No closure after mom’s mysterious hospital death
When Sammy Sappie went to visit his mother in Pholosong Hospital a few hours after she was admitted, he found her dead in the bed with the nurses on duty seemingly unaware that she had passed away.
Five months have passed since Thabitha Sappie was rushed by ambulance to the hospital in Tsakane, Ekurhuleni on August 20 last year. She died in a normal ward hours later that day. Her family claim she was supposed to have been put into the Intensive Care Unit, but because it was full she was sent to a normal ward instead.
For five months Sappie has been asking what transpired between the time his mother was admitted to the hospital and the time he found her dead. And still, the Gauteng Department of Health has yet to give him any answers, leaving him battling to come to terms with the sudden loss of his mother.
Sappie, who is the head of Osizweni Clinic at Far Eastrand Hospital, told Health-e News that he believed that if it wasn’t for the Pholosong Hospital’s negligence, his mother would still be alive.
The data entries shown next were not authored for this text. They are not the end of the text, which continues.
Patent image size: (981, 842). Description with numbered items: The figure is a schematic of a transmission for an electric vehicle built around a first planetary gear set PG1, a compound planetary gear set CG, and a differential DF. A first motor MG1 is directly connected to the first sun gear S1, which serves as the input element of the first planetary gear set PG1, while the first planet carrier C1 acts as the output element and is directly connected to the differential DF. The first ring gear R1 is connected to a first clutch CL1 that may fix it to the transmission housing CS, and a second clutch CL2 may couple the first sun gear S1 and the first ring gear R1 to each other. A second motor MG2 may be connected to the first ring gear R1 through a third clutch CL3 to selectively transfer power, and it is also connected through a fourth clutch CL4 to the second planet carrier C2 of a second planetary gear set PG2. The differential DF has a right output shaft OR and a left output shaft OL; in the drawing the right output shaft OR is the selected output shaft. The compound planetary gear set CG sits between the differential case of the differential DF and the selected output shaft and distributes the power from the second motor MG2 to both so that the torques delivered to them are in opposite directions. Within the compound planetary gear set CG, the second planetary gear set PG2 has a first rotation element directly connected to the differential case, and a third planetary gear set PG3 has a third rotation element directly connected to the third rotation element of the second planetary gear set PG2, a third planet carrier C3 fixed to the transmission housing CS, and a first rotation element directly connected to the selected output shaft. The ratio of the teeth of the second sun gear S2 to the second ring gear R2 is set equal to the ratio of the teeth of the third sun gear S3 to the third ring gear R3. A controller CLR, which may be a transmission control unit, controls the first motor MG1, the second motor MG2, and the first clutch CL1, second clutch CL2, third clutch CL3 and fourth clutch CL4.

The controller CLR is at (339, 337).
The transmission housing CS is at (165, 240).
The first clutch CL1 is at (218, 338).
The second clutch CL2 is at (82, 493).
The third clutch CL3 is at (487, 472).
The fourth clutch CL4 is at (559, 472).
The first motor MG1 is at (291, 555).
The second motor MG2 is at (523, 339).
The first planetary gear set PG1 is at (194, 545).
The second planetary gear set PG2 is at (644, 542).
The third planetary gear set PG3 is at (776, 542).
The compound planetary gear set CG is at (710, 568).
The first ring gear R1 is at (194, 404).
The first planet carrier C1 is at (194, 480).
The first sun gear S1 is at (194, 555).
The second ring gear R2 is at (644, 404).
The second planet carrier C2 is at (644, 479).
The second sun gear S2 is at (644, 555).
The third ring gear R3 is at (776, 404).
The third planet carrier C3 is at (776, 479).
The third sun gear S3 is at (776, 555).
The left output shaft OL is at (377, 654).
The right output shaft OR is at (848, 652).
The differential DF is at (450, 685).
According to Sappie, his mother arrived at the hospital’s casualty unit. She was supposed to have been immediately admitted to the ICU, but the unit was full and staff were unsure of what to do.
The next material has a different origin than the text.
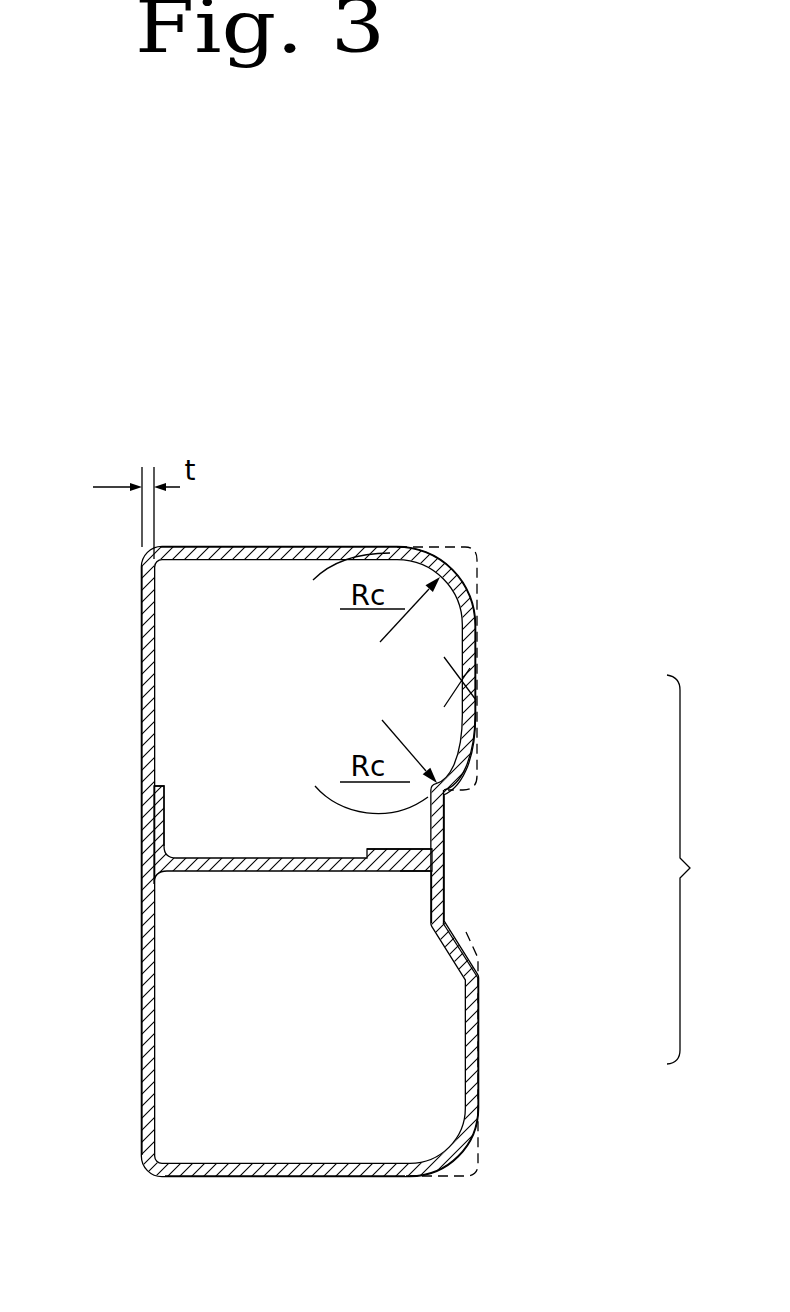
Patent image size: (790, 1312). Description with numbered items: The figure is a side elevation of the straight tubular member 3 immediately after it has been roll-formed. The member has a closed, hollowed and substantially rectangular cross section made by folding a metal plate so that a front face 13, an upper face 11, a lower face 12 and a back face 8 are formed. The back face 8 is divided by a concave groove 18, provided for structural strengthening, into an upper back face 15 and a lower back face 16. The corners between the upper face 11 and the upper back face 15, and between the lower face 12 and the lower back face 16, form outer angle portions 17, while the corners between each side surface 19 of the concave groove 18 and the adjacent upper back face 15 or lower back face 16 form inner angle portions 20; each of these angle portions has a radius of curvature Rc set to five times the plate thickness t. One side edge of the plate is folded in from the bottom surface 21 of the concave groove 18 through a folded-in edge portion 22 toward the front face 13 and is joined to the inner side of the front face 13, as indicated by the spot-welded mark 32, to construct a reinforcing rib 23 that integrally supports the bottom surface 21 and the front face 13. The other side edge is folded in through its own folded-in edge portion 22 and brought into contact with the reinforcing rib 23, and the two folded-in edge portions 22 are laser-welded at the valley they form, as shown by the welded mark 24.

“The two doctors who were trying to keep my mother stable said they thought they should wait for the doctor who was running the shift that day,” Sappie said.
Staff wanted the shift doctor to decide whether the seriously sick mother should be rerouted to another hospital, or if she should be kept at Pholosong in a normal ward.
Sappie said his mother was taken to a normal hospital ward at 11am, but was only seen by a doctor at 12.22pm.
“I fail to understand that a patient who was supposed to be in the ICU was only seen by a doctor after more than an hour in the ward,” he said.
I fail to understand that a patient who was supposed to be in the ICU was only seen by a doctor after more than an hour in the ward.
Sappie said he allowed the Pholosong staff time and space to perform their duties. Although he is trained and experienced in nursing, he did not get involved in the care of his gravely sick mother.
He believes his mother should have been monitored hourly, but says this did not happen.
“I don’t blame the nurse who was running the shift for my mother’s death. I blame the heads of the hospital that allowed a newly qualified general nurse to run a shift instead of a fully fledged professional nurse,” he said.
Many things done incorrectly
Sappie believes many things in the handling of his mother were done incorrectly.
“We gave them my mother’s medical history (when she was admitted), but what they wrote in the file is not what we gave them.”
According to Sappie, his mother suffered from epilepsy and was on treatment, yet her file stated she was a diabetic.
“My mother was never diabetic, she was only epileptic. They measured her sugar level as 13,7, which is very high. But they did not prescribe anything to lower her sugar levels.”
When Sappie went to see his mother during visiting hours later that day he found her dead in the bed. She was not covered, nor were the curtains drawn around her.
“I found the ventilator on, but my mother was long dead,” he said, explaining how nurses failed to answer him when he asked for the time of his mother’s death.
“They only noticed that she was dead when I called them,” he said.
Sappie now wants hospital management to be called to account, and wants to know everything that happened.
He said it took more than two days for the hospital to issue a notification of death – something that should have been done at the time it happened.
Steve Mabona, spokesman for the Gauteng Department of Health, said an investigation into the death of Thabitha Sappie was concluded last month. He said her family had not yet been invited to a redress meeting on grounds that “a relative of the deceased assaulted the hospital attending nurse and took the patient’s file home”.
He said the hospital would meet with the Sappie family on a date agreed upon with them.
Mabona said the BI form or notification of death had been completed and signed on August 20, the day Thabitha Sappie died. However, because it was a Saturday, the document was only stamped on Monday August 22 when the body was handed to the undertaker – meaning there was no two days delay as alleged by the family.
Mabona said two professional nurses, one staff nurse and an assistant nurse were on duty when Thabitha Sappie died.
“They were all working as a team with a team leader,” Mabona said, adding that the ward had not been left in the hands of only one newly qualified nurse as had been claimed.
Sappie is now waiting for the redress meeting for closure.